JOHN M. ROWLAND AND CAROL S. ROWLAND, PLAINTIFFS,
v.
MAGNA MILLIKIN BANK OF DECATUR, N.A., DEFENDANT.



The opinion of the court was delivered by: McDADE, District Judge.

ORDER

Before the Court are cross motions for summary judgment filed by Plaintiffs, John and Carol Rowland; and Defendant, Magna Bank of Central Illinois. Plaintiffs' complaint is in two counts alleging violations of the Truth in Lending Act, 15 U.S.C. § 1601 et seq (TILA), on the part of Defendant. This Court has jurisdiction of this case pursuant to 15 U.S.C. § 1640(e) and 28 U.S.C. § 1331. In Count I, Plaintiffs seek rescission of a Retail Installment Contract entered into between Plaintiffs and Defendant. 15 U.S.C. § 1635. In Count II, Plaintiffs seek civil liability against Defendant for failing to comply with the provisions of the TILA. 15 U.S.C. § 1640. For the reasons stated herein, the Court GRANTS in part and DENIES in part Plaintiffs' Motion for Summary Judgment on Count I, and DENIES Plaintiffs' Motion for Summary Judgment on Count II. (# 12 & # 15). Additionally, the Court GRANTS in part and DENIES in part Defendant's Motion for Summary Judgment on Count I and GRANTS Defendant's Motion for Summary Judgment on Count II. (# 12 & # 15).

BACKGROUND

According to the deposition of John Funk, Defendant's Assistant Vice President in the Retail Lending Department, Nu View Window of Illinois, Inc. (Nu View) presents about 400 contracts a year to Defendant for the financing of window sales to Nu View customers. The total amount of home improvement business which Defendant and Nu View transact each year amounts to approximately $1,000,000.00 (one million dollars). (Funk deposition, pp. 8-9). What follows is a chronological series of events involving Plaintiffs, Defendant, and Nu View.

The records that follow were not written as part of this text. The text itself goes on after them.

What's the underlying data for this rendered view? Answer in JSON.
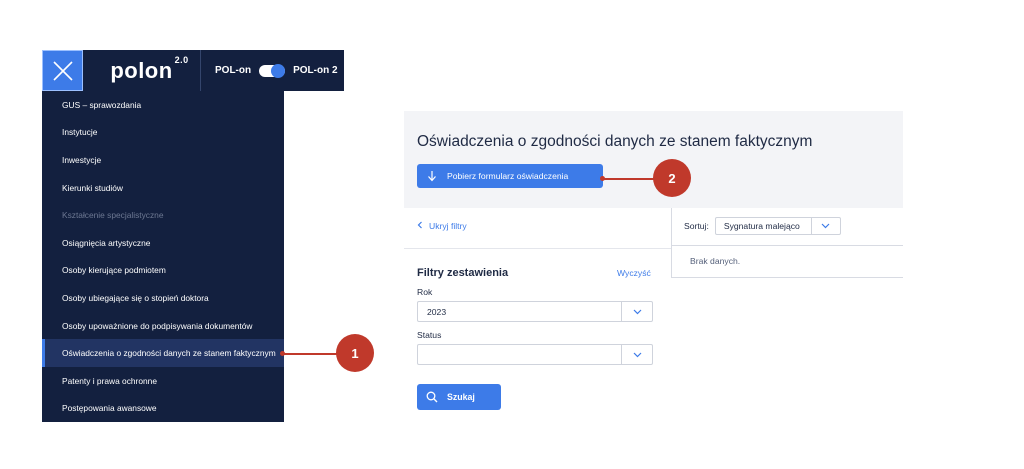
{
  "topbar": {
    "logo_text": "polon",
    "logo_version": "2.0",
    "switch_left_label": "POL-on",
    "switch_right_label": "POL-on 2",
    "switch_on": true
  },
  "menu": {
    "items": [
      {
        "label": "GUS – sprawozdania"
      },
      {
        "label": "Instytucje"
      },
      {
        "label": "Inwestycje"
      },
      {
        "label": "Kierunki studiów"
      },
      {
        "label": "Kształcenie specjalistyczne",
        "disabled": true
      },
      {
        "label": "Osiągnięcia artystyczne"
      },
      {
        "label": "Osoby kierujące podmiotem"
      },
      {
        "label": "Osoby ubiegające się o stopień doktora"
      },
      {
        "label": "Osoby upoważnione do podpisywania dokumentów"
      },
      {
        "label": "Oświadczenia o zgodności danych ze stanem faktycznym",
        "active": true
      },
      {
        "label": "Patenty i prawa ochronne"
      },
      {
        "label": "Postępowania awansowe"
      }
    ]
  },
  "callouts": {
    "first": "1",
    "second": "2"
  },
  "main": {
    "title": "Oświadczenia o zgodności danych ze stanem faktycznym",
    "download_button": "Pobierz formularz oświadczenia",
    "hide_filters": "Ukryj filtry",
    "sort_label": "Sortuj:",
    "sort_value": "Sygnatura malejąco",
    "results_text": "Brak danych.",
    "filters_title": "Filtry zestawienia",
    "clear_link": "Wyczyść",
    "year_label": "Rok",
    "year_value": "2023",
    "status_label": "Status",
    "status_value": "",
    "search_button": "Szukaj"
  },
  "colors": {
    "navy": "#13203f",
    "accent": "#3d7be8",
    "callout": "#c0392b"
  }
}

On December 5, 1988, Plaintiffs met with a sales representative from Nu View and agreed to buy six windows for $4,364.00 (four thousand three hundred sixty-four dollars). (J. Rowland Deposition pp. 9-10, Defendant's deposition exhibit # 1). On that date, Plaintiffs and the sales representative also partially completed a Retail Installment Contract (Plaintiffs' exhibit # 1),*fn1 and a Notice of Right of Rescission. (Plaintiffs' exhibit # 6), The Rescission Notice stated that the date of the transaction was December 5, 1988, and that Plaintiffs had until midnight of December 8, 1988, to exercise their rescission rights. Id. On December 13, 1988, Plaintiffs mortgaged their home to Defendant to secure payment of a note in the amount of $4,364.00 (four thousand three hundred sixty-four dollars). (Plaintiffs' exhibit # 7). On December 14, 1988, Defendant notified Plaintiffs that their credit was satisfactory for the amount of $4364.00 (four thousand three hundred 64 dollars) for 60 months. On January 18, 1989, Defendant dated its copy of the Retail Installment Contract. (Unmarked exhibit attached to Defendant's brief, Doc # 15; Funk Dep. p. 20, see Plaintiffs' exhibit # 5). On January 25, 1989, the Plaintiffs' mortgage of their home to Defendant was recorded. (Plaintiffs' exhibit # 7). On February 5, 1991, Plaintiffs, by letter to Defendant, rescinded the transaction and demanded release of their mortgage on their residence. (Plaintiffs' Exhibit # 2). On February 12, 1991, Defendant refused to terminate the transaction or release the mortgage. The instant action was filed on March 26, 1991, and on June 13, 1991, Defendant released the mortgage.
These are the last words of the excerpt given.